By Tony Murphy
Published Apr 5, 2011 9:01 PM
As quickly as the imperialists have launched a war against Libya, anti-war demonstrations have sprung up everywhere. Many signs and slogans mention oil: “No blood for oil” or “Not another war for oil.”
Maybe this focus on oil is just leftist dogma. How much oil does Libya contribute to the global market anyway, compared to countries like Saudi Arabia? And hasn’t Libya already opened its oil fields to capitalist exploitation?
Yes, it has. But because Gadhafi’s government insists on having a say in this process, the capitalists are still not satisfied. It’s not about the flow of oil, but the flow of profits.
“[O]fficial estimates say Libya can produce oil for $1 a barrel,” reported the Wall Street website Energy and Capital in 2008. “At $110 on the world market, the simple math gives Libya a $109 profit margin.”
Investors who want to make a “killing” in the energy market read Energy and Capital. On March 22, its article entitled “The Japan buying opportunity” included the statement: “There’s a reason the phrase ‘Buy when there’s blood in the streets’ is common among advanced investors.”
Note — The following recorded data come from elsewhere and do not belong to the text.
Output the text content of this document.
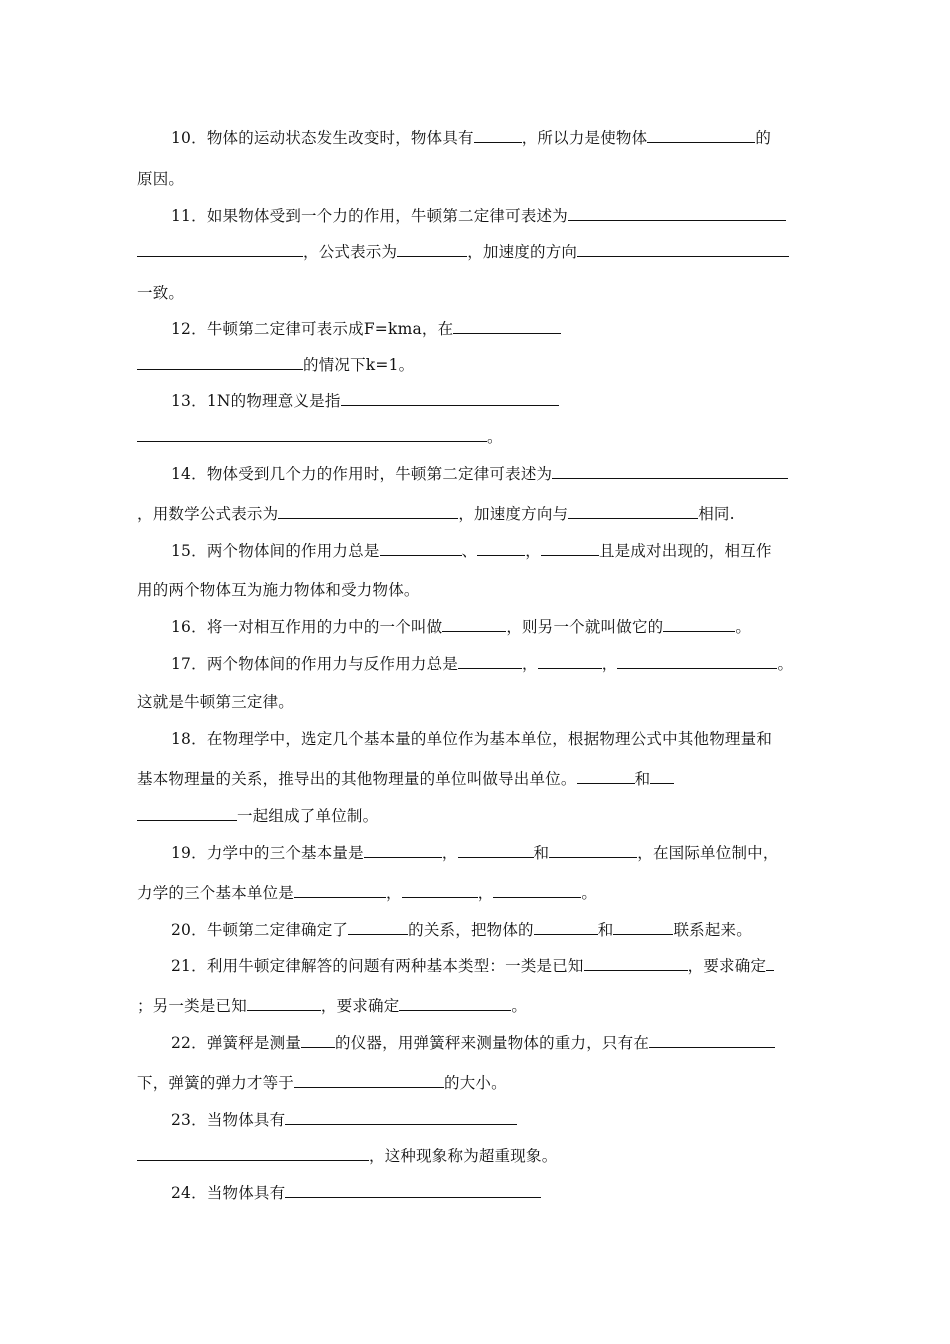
10．物体的运动状态发生改变时，物体具有	，所以力是使物体	的
原因。
11．如果物体受到一个力的作用，牛顿第二定律可表述为
，公式表示为	，加速度的方向
一致。
12．牛顿第二定律可表示成F=kma，在
的情况下k=1。
13．1N的物理意义是指
。
14．物体受到几个力的作用时，牛顿第二定律可表述为
，用数学公式表示为	，加速度方向与	相同.
15．两个物体间的作用力总是	、	，	且是成对出现的，相互作
用的两个物体互为施力物体和受力物体。
16．将一对相互作用的力中的一个叫做	，则另一个就叫做它的	。
17．两个物体间的作用力与反作用力总是	，	，	。
这就是牛顿第三定律。
18．在物理学中，选定几个基本量的单位作为基本单位，根据物理公式中其他物理量和
基本物理量的关系，推导出的其他物理量的单位叫做导出单位。	和
一起组成了单位制。
19．力学中的三个基本量是	，	和	，在国际单位制中，
力学的三个基本单位是	，	，	。
20．牛顿第二定律确定了	的关系，把物体的	和	联系起来。
21．利用牛顿定律解答的问题有两种基本类型：一类是已知	，要求确定
；另一类是已知	，要求确定	。
22．弹簧秤是测量 的仪器，用弹簧秤来测量物体的重力，只有在
下，弹簧的弹力才等于	的大小。
23．当物体具有
，这种现象称为超重现象。
24．当物体具有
It’s true the “advanced investors” in countries like the U.S., Britain, Canada, Spain, Italy and France — all members of the original “coalition of the willing” that spearheaded the bombing of Libya — are already profiting from Libya’s “Tripoli tea.”
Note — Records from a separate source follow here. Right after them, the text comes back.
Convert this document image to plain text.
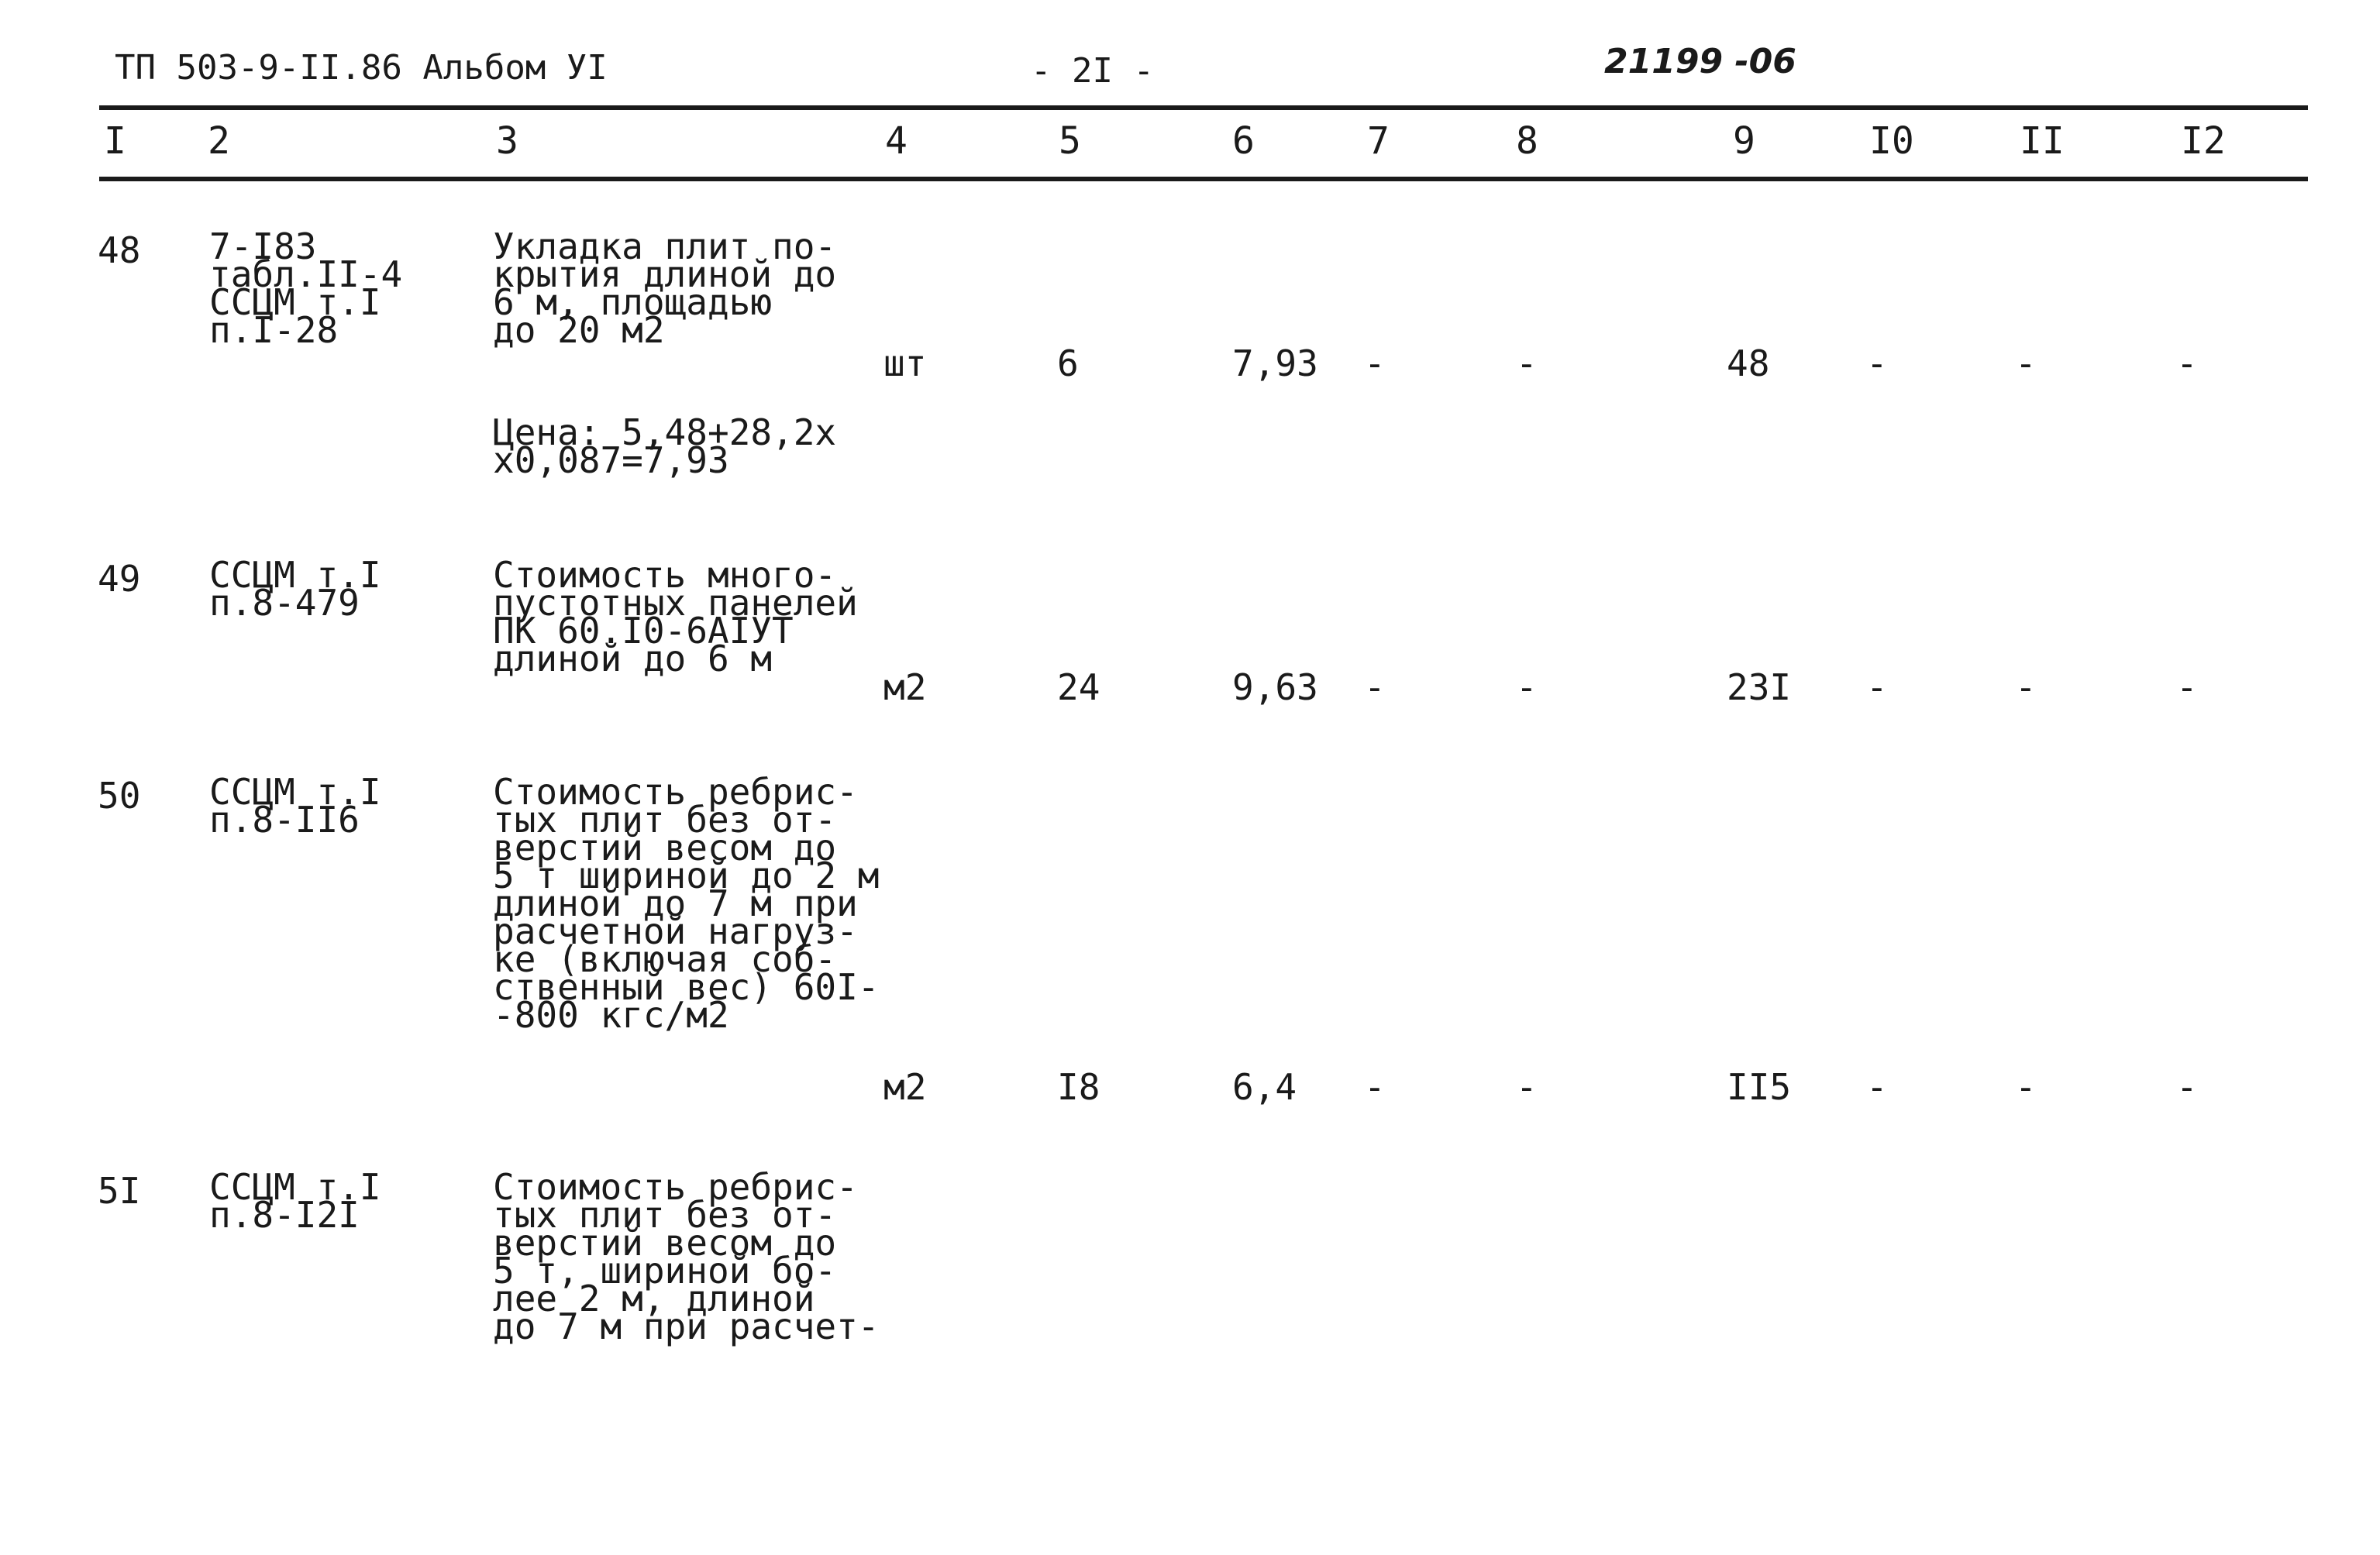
ТП 503-9-II.86 Альбом УI	- 2I -	21199 -06
I 2	3	4	5	6	7	8	9	I0	II	I2
48 7-I83
табл.II-4
ССЦМ т.I
п.I-28
Укладка плит по-
крытия длиной до
6 м, площадью
до 20 м2
Цена: 5,48+28,2х
х0,087=7,93
шт	6	7,93 -	-	48	-	-	-
49 ССЦМ т.I
п.8-479
Стоимость много-
пустотных панелей
ПК 60.I0-6АIУТ
длиной до 6 м
м2	24	9,63 -	-	23I -	-	-
50 ССЦМ т.I
п.8-II6
Стоимость ребрис-
тых плит без от-
верстий весом до
5 т шириной до 2 м
длиной до 7 м при
расчетной нагруз-
ке (включая соб-
ственный вес) 60I-
-800 кгс/м2
м2	I8	6,4 -	-	II5 -	-	-
5I ССЦМ т.I
п.8-I2I
Стоимость ребрис-
тых плит без от-
верстий весом до
5 т, шириной бо-
лее 2 м, длиной
до 7 м при расчет-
But in the Libyan market not yet a decade old, their governments are in intense competition with each other. None of them can afford to be outmaneuvered in a country that has vast, undeveloped oil resources.
And for this moment they have banded together in a thieves’ pact to confront their common problem in Libya: the intense struggle that exists between Gadhafi’s government and oil companies over how much profit they get — and whether they will be able to continue getting it at all.
Workers World has already reported, based on recently released WikiLeaks cables, that Gadhafi was recently able to force French oil company Total to share about 20 percent more of its profit from Libyan oil fields with Libya.
Other cables name Italy’s ENI, Petro-Canada and two consortiums led respectively by U.S. Occidental and Spain’s Repsol as losing $5.4 billion from renegotiated production contracts.
Still other cables show that Libya exercised the right to revoke drilling rights if the oil companies’ home governments engaged in the demonization of Gadhafi, which has since reached epic proportions.
Libya almost nationalized Petro-Canada’s operations in 2009, when Canadian politicians attacked Libya over that country’s welcome home of alleged Lockerbie bomber Abdelbaset al-Megrahi.
Gadhafi held off carrying out that threat, but issued an order forcing Petro-Canada and its operator, Libya’s Hrouj company, to cut production by 50 percent.
This is Gadhafi’s true crime in the eyes of the imperialists — not his treatment of “his own people.” When capitalists dream of profits from highly lucrative resources like oil and natural gas, they dream of governments who simply let them have their way.
The servants of the “advanced investors” hope they can use the revolutionary rising of the Arab masses as a cover for regime change and install a compliant puppet government like they did in Iraq.
In a worsening worldwide economic crisis, that dream has become a compelling necessity for capitalists who must constantly expand. Take it from the Energy and Capital website in its Libya report: “We’re in the middle of a monumental energy and commodity bull market as other assets wobble on credit concerns and raw materials seem to give us the only real and true equity left in the world.”